I am trying to add a conditional expectation that checks if the column "Value" is not equal to zero but only for a subset of the dataset where the column "Condition" contains the string "A".
I have two problems
I don't know how to implement the contains/like functionality with the "Condition" column that should contain the string "A"
Even if I use the examples with the equal sign from the internet, I currently get the following error message:
df.expect_column_values_to_not_be_in_set(
column='Value',
value_set=[0],
row_condition='Condition=="A"',
result_format = "SUMMARY"
)
TypeError: expect_column_values_to_not_be_in_set() got an unexpected keyword argument 'row_condition'
(The df is a delta file path converted with the SparkDFDataset function from great_expectations.dataset.sparkdf_dataset import SparkDFDataset)
Thank you very much in advance!
I also tried it with the condition_parser but I got the same error message.
These are the links I used to come up with my code: https://docs.greatexpectations.io/docs/reference/expectations/conditional_expectations/#data-docs-and-conditional-expectations https://legacy.docs.greatexpectations.io/en/latest/reference/conditional_expectations.html
Try below code according to your data set.

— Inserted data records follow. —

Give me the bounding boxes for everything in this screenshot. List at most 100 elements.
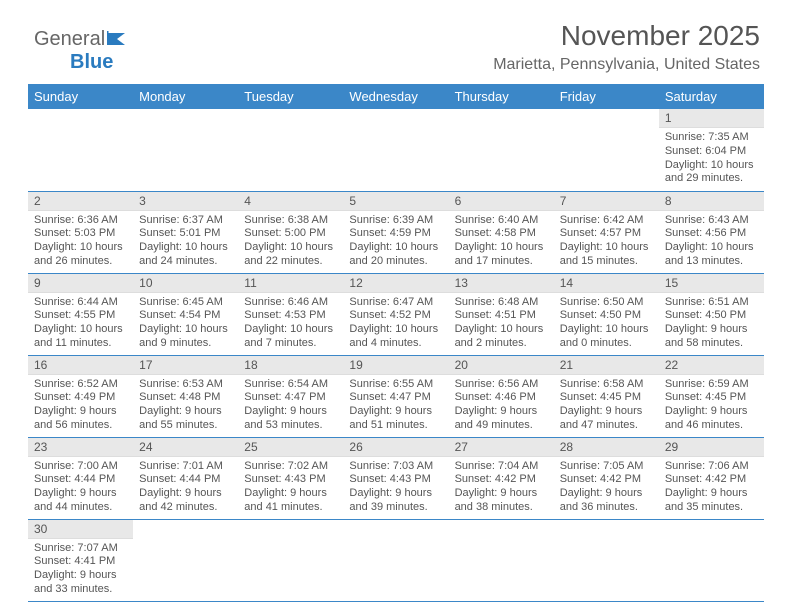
day-number: 15 bbox=[659, 274, 764, 293]
sunrise-text: Sunrise: 6:51 AM bbox=[665, 296, 758, 310]
day-details: Sunrise: 6:59 AMSunset: 4:45 PMDaylight:… bbox=[659, 375, 764, 437]
calendar-day-cell: 27Sunrise: 7:04 AMSunset: 4:42 PMDayligh… bbox=[449, 437, 554, 519]
day-details: Sunrise: 6:56 AMSunset: 4:46 PMDaylight:… bbox=[449, 375, 554, 437]
sunset-text: Sunset: 5:00 PM bbox=[244, 227, 337, 241]
day-number: 25 bbox=[238, 438, 343, 457]
sunrise-text: Sunrise: 7:04 AM bbox=[455, 460, 548, 474]
day-details: Sunrise: 6:50 AMSunset: 4:50 PMDaylight:… bbox=[554, 293, 659, 355]
calendar-day-cell: 2Sunrise: 6:36 AMSunset: 5:03 PMDaylight… bbox=[28, 191, 133, 273]
day-details: Sunrise: 7:04 AMSunset: 4:42 PMDaylight:… bbox=[449, 457, 554, 519]
calendar-day-cell bbox=[133, 519, 238, 601]
day-number: 7 bbox=[554, 192, 659, 211]
sunrise-text: Sunrise: 6:42 AM bbox=[560, 214, 653, 228]
daylight-text: Daylight: 10 hours and 9 minutes. bbox=[139, 323, 232, 351]
logo-text-1: General bbox=[34, 28, 105, 50]
sunrise-text: Sunrise: 6:45 AM bbox=[139, 296, 232, 310]
page-title: November 2025 bbox=[28, 20, 760, 52]
day-details: Sunrise: 6:53 AMSunset: 4:48 PMDaylight:… bbox=[133, 375, 238, 437]
sunrise-text: Sunrise: 6:59 AM bbox=[665, 378, 758, 392]
daylight-text: Daylight: 9 hours and 53 minutes. bbox=[244, 405, 337, 433]
sunrise-text: Sunrise: 6:56 AM bbox=[455, 378, 548, 392]
calendar-day-cell: 12 Sunrise: 6:47 AMSunset: 4:52 PMDayligh… bbox=[343, 273, 448, 355]
sunset-text: Sunset: 4:52 PM bbox=[349, 309, 442, 323]
day-details: Sunrise: 6:37 AMSunset: 5:01 PMDaylight:… bbox=[133, 211, 238, 273]
sunset-text: Sunset: 4:54 PM bbox=[139, 309, 232, 323]
day-number: 28 bbox=[554, 438, 659, 457]
day-number: 12 bbox=[343, 274, 448, 293]
calendar-day-cell bbox=[659, 519, 764, 601]
header: November 2025 Marietta, Pennsylvania, Un… bbox=[28, 20, 764, 74]
calendar-day-cell bbox=[133, 109, 238, 191]
sunrise-text: Sunrise: 6:47 AM bbox=[349, 296, 442, 310]
day-number: 9 bbox=[28, 274, 133, 293]
day-number: 18 bbox=[238, 356, 343, 375]
calendar-day-cell: 6Sunrise: 6:40 AMSunset: 4:58 PMDaylight… bbox=[449, 191, 554, 273]
sunrise-text: Sunrise: 6:38 AM bbox=[244, 214, 337, 228]
daylight-text: Daylight: 10 hours and 0 minutes. bbox=[560, 323, 653, 351]
weekday-thu: Thursday bbox=[449, 84, 554, 109]
sunset-text: Sunset: 4:42 PM bbox=[455, 473, 548, 487]
weekday-sun: Sunday bbox=[28, 84, 133, 109]
sunset-text: Sunset: 5:03 PM bbox=[34, 227, 127, 241]
sunset-text: Sunset: 4:56 PM bbox=[665, 227, 758, 241]
day-details: Sunrise: 7:00 AMSunset: 4:44 PMDaylight:… bbox=[28, 457, 133, 519]
day-details: Sunrise: 7:07 AMSunset: 4:41 PMDaylight:… bbox=[28, 539, 133, 601]
calendar-day-cell: 9Sunrise: 6:44 AMSunset: 4:55 PMDaylight… bbox=[28, 273, 133, 355]
sunrise-text: Sunrise: 6:43 AM bbox=[665, 214, 758, 228]
calendar-day-cell: 7Sunrise: 6:42 AMSunset: 4:57 PMDaylight… bbox=[554, 191, 659, 273]
calendar-day-cell: 19Sunrise: 6:55 AMSunset: 4:47 PMDayligh… bbox=[343, 355, 448, 437]
daylight-text: Daylight: 9 hours and 47 minutes. bbox=[560, 405, 653, 433]
weekday-wed: Wednesday bbox=[343, 84, 448, 109]
calendar-day-cell: 17Sunrise: 6:53 AMSunset: 4:48 PMDayligh… bbox=[133, 355, 238, 437]
day-number: 16 bbox=[28, 356, 133, 375]
sunset-text: Sunset: 6:04 PM bbox=[665, 145, 758, 159]
daylight-text: Daylight: 9 hours and 49 minutes. bbox=[455, 405, 548, 433]
sunset-text: Sunset: 4:49 PM bbox=[34, 391, 127, 405]
day-number: 17 bbox=[133, 356, 238, 375]
calendar-day-cell bbox=[238, 109, 343, 191]
weekday-sat: Saturday bbox=[659, 84, 764, 109]
sunset-text: Sunset: 4:42 PM bbox=[560, 473, 653, 487]
sunrise-text: Sunrise: 6:55 AM bbox=[349, 378, 442, 392]
sunrise-text: Sunrise: 6:36 AM bbox=[34, 214, 127, 228]
day-details: Sunrise: 6:36 AMSunset: 5:03 PMDaylight:… bbox=[28, 211, 133, 273]
calendar-day-cell bbox=[343, 519, 448, 601]
sunset-text: Sunset: 4:58 PM bbox=[455, 227, 548, 241]
calendar-week-row: 1Sunrise: 7:35 AMSunset: 6:04 PMDaylight… bbox=[28, 109, 764, 191]
sunset-text: Sunset: 4:44 PM bbox=[34, 473, 127, 487]
sunrise-text: Sunrise: 6:58 AM bbox=[560, 378, 653, 392]
day-details: Sunrise: 6:39 AMSunset: 4:59 PMDaylight:… bbox=[343, 211, 448, 273]
calendar-day-cell: 16Sunrise: 6:52 AMSunset: 4:49 PMDayligh… bbox=[28, 355, 133, 437]
daylight-text: Daylight: 10 hours and 4 minutes. bbox=[349, 323, 442, 351]
daylight-text: Daylight: 9 hours and 51 minutes. bbox=[349, 405, 442, 433]
calendar-table: Sunday Monday Tuesday Wednesday Thursday… bbox=[28, 84, 764, 602]
daylight-text: Daylight: 9 hours and 55 minutes. bbox=[139, 405, 232, 433]
sunrise-text: Sunrise: 6:48 AM bbox=[455, 296, 548, 310]
daylight-text: Daylight: 10 hours and 20 minutes. bbox=[349, 241, 442, 269]
logo-flag-icon bbox=[107, 28, 129, 51]
day-number: 4 bbox=[238, 192, 343, 211]
day-number: 24 bbox=[133, 438, 238, 457]
sunset-text: Sunset: 4:46 PM bbox=[455, 391, 548, 405]
daylight-text: Daylight: 10 hours and 15 minutes. bbox=[560, 241, 653, 269]
sunset-text: Sunset: 4:55 PM bbox=[34, 309, 127, 323]
calendar-day-cell: 28Sunrise: 7:05 AMSunset: 4:42 PMDayligh… bbox=[554, 437, 659, 519]
sunrise-text: Sunrise: 7:03 AM bbox=[349, 460, 442, 474]
daylight-text: Daylight: 10 hours and 7 minutes. bbox=[244, 323, 337, 351]
day-number: 21 bbox=[554, 356, 659, 375]
sunrise-text: Sunrise: 7:06 AM bbox=[665, 460, 758, 474]
day-details: Sunrise: 6:54 AMSunset: 4:47 PMDaylight:… bbox=[238, 375, 343, 437]
day-number: 6 bbox=[449, 192, 554, 211]
calendar-day-cell: 3Sunrise: 6:37 AMSunset: 5:01 PMDaylight… bbox=[133, 191, 238, 273]
calendar-day-cell: 25Sunrise: 7:02 AMSunset: 4:43 PMDayligh… bbox=[238, 437, 343, 519]
logo-text-2: Blue bbox=[34, 51, 113, 73]
sunset-text: Sunset: 5:01 PM bbox=[139, 227, 232, 241]
day-details: Sunrise: 6:58 AMSunset: 4:45 PMDaylight:… bbox=[554, 375, 659, 437]
weekday-header-row: Sunday Monday Tuesday Wednesday Thursday… bbox=[28, 84, 764, 109]
sunset-text: Sunset: 4:41 PM bbox=[34, 555, 127, 569]
day-number: 1 bbox=[659, 109, 764, 128]
sunrise-text: Sunrise: 6:50 AM bbox=[560, 296, 653, 310]
sunset-text: Sunset: 4:45 PM bbox=[560, 391, 653, 405]
sunset-text: Sunset: 4:45 PM bbox=[665, 391, 758, 405]
calendar-day-cell: 13Sunrise: 6:48 AMSunset: 4:51 PMDayligh… bbox=[449, 273, 554, 355]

import great_expectations as gx
df = spark.read.format("csv").option("header","true").load("/FileStore/tables/source1_data.csv")
display(df)
pandas_df = df.toPandas()
finalDF = gx.from_pandas(pandas_df)
finalDF.expect_column_values_to_not_be_in_set(
column='level',
value_set=[0],
row_condition='line_code=="D0203"',
condition_parser='pandas',
result_format = "SUMMARY"
)